I’ll try to predict (from my estimated model in brms) the population-level probability for responding in the categories 1,2,3,4,5 or 6 (dependend variable). Is this possible? I need them to do some ROC-Curves. I tried to manually calculate the corresponding probabiliets via the cumulative distribution and the model parameters but I do get other results then from the model.
Hi,
the question is a bit hard to answer without seeing the actual model. Assuming SubjectID is the only varying intercept (random effect) in the model, you can choose from at least three basic prediction tasks that could be considered “population”:
Predict the population mean without taking the varying intercept into account, i.e. ignoring the between-subject variability. This could be done via the re_formula argument.
Predict for a hypothethical previously unseen subject, drawn from the same population, i.e. drawing a completely new varying intercept for each prediction from normal(0, sd_SubjectID). This can be done by setting SubjectID = "any_previosly_unseen_value" and using allow_new_levels = TRUE
Predict for a single subject randomly chosen from the population, i.e. taking one of the fitted varying intercepts (different for each sample). This can be done using the steps in 2) and also setting sample_new_levels = "old_levels"

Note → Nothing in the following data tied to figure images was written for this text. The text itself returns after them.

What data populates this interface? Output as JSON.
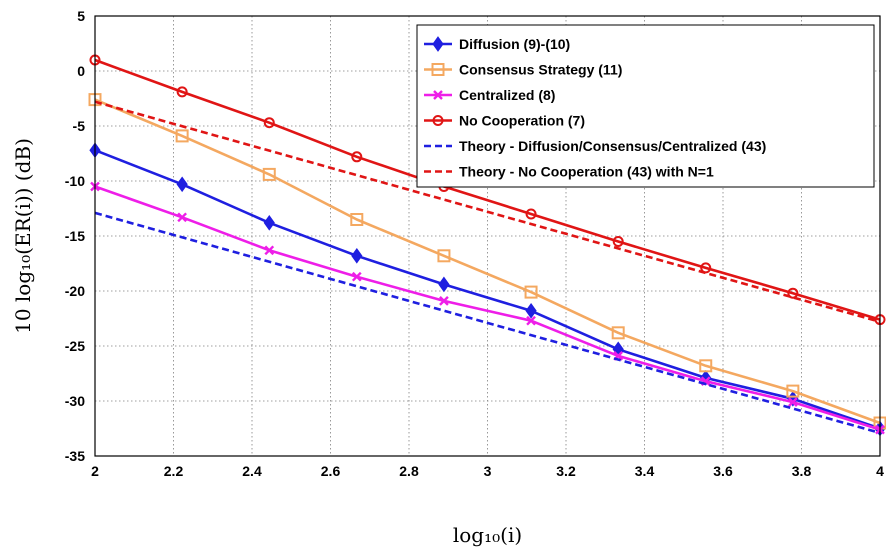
{
  "chart_data": {
    "type": "line",
    "xlabel": "log₁₀(i)",
    "ylabel": "10 log₁₀(ER(i)) (dB)",
    "xlim": [
      2,
      4
    ],
    "ylim": [
      -35,
      5
    ],
    "x_ticks": [
      2,
      2.2,
      2.4,
      2.6,
      2.8,
      3,
      3.2,
      3.4,
      3.6,
      3.8,
      4
    ],
    "x_tick_labels": [
      "2",
      "2.2",
      "2.4",
      "2.6",
      "2.8",
      "3",
      "3.2",
      "3.4",
      "3.6",
      "3.8",
      "4"
    ],
    "y_ticks": [
      5,
      0,
      -5,
      -10,
      -15,
      -20,
      -25,
      -30,
      -35
    ],
    "y_tick_labels": [
      "5",
      "0",
      "-5",
      "-10",
      "-15",
      "-20",
      "-25",
      "-30",
      "-35"
    ],
    "grid": true,
    "legend_position": "top-right",
    "series": [
      {
        "name": "Diffusion (9)-(10)",
        "color": "#1f1fe0",
        "style": "solid",
        "marker": "diamond",
        "x": [
          2,
          2.222,
          2.444,
          2.667,
          2.889,
          3.111,
          3.333,
          3.556,
          3.778,
          4
        ],
        "y": [
          -7.2,
          -10.3,
          -13.8,
          -16.8,
          -19.4,
          -21.8,
          -25.3,
          -27.9,
          -29.8,
          -32.5
        ]
      },
      {
        "name": "Consensus Strategy (11)",
        "color": "#f4a860",
        "style": "solid",
        "marker": "square",
        "x": [
          2,
          2.222,
          2.444,
          2.667,
          2.889,
          3.111,
          3.333,
          3.556,
          3.778,
          4
        ],
        "y": [
          -2.6,
          -5.9,
          -9.4,
          -13.5,
          -16.8,
          -20.1,
          -23.8,
          -26.8,
          -29.1,
          -32.0
        ]
      },
      {
        "name": "Centralized (8)",
        "color": "#ee1ee8",
        "style": "solid",
        "marker": "x",
        "x": [
          2,
          2.222,
          2.444,
          2.667,
          2.889,
          3.111,
          3.333,
          3.556,
          3.778,
          4
        ],
        "y": [
          -10.5,
          -13.3,
          -16.3,
          -18.7,
          -20.9,
          -22.7,
          -25.9,
          -28.2,
          -30.1,
          -32.6
        ]
      },
      {
        "name": "No Cooperation (7)",
        "color": "#e01515",
        "style": "solid",
        "marker": "circle",
        "x": [
          2,
          2.222,
          2.444,
          2.667,
          2.889,
          3.111,
          3.333,
          3.556,
          3.778,
          4
        ],
        "y": [
          1.0,
          -1.9,
          -4.7,
          -7.8,
          -10.5,
          -13.0,
          -15.5,
          -17.9,
          -20.2,
          -22.6
        ]
      },
      {
        "name": "Theory - Diffusion/Consensus/Centralized (43)",
        "color": "#1f1fe0",
        "style": "dashed",
        "marker": "none",
        "x": [
          2,
          4
        ],
        "y": [
          -12.9,
          -32.9
        ]
      },
      {
        "name": "Theory - No Cooperation (43) with N=1",
        "color": "#e01515",
        "style": "dashed",
        "marker": "none",
        "x": [
          2,
          4
        ],
        "y": [
          -2.8,
          -22.8
        ]
      }
    ]
  }
}
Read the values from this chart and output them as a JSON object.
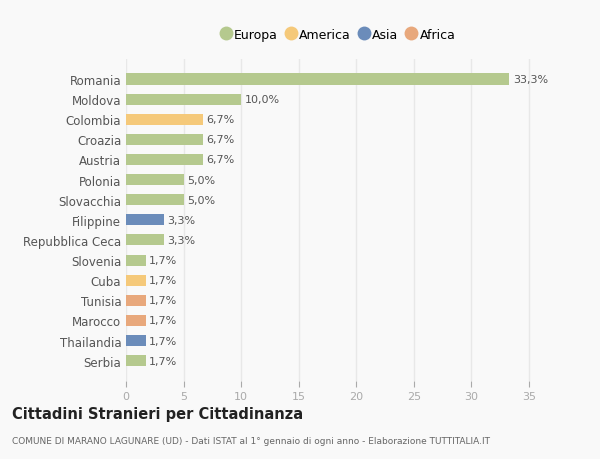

Which of those makes the most sense for you depends on the actual question you are asking, no general answer here. There are also some more exotic options which I am leaving out for simplicity.
Speaking specifically about ROC curves (which I admit I am not a big fan of - are you sure you need ROC curves?) - wouldn’t it make more sense to make predictions for the full dataset, and then calculate separate ROC curve for each posterior sample? The ensemble of curves then express the model uncertainty about the ROC curve. Whether this is sensible obviously depends on the question you are asking, so once again don’t want to force this on you.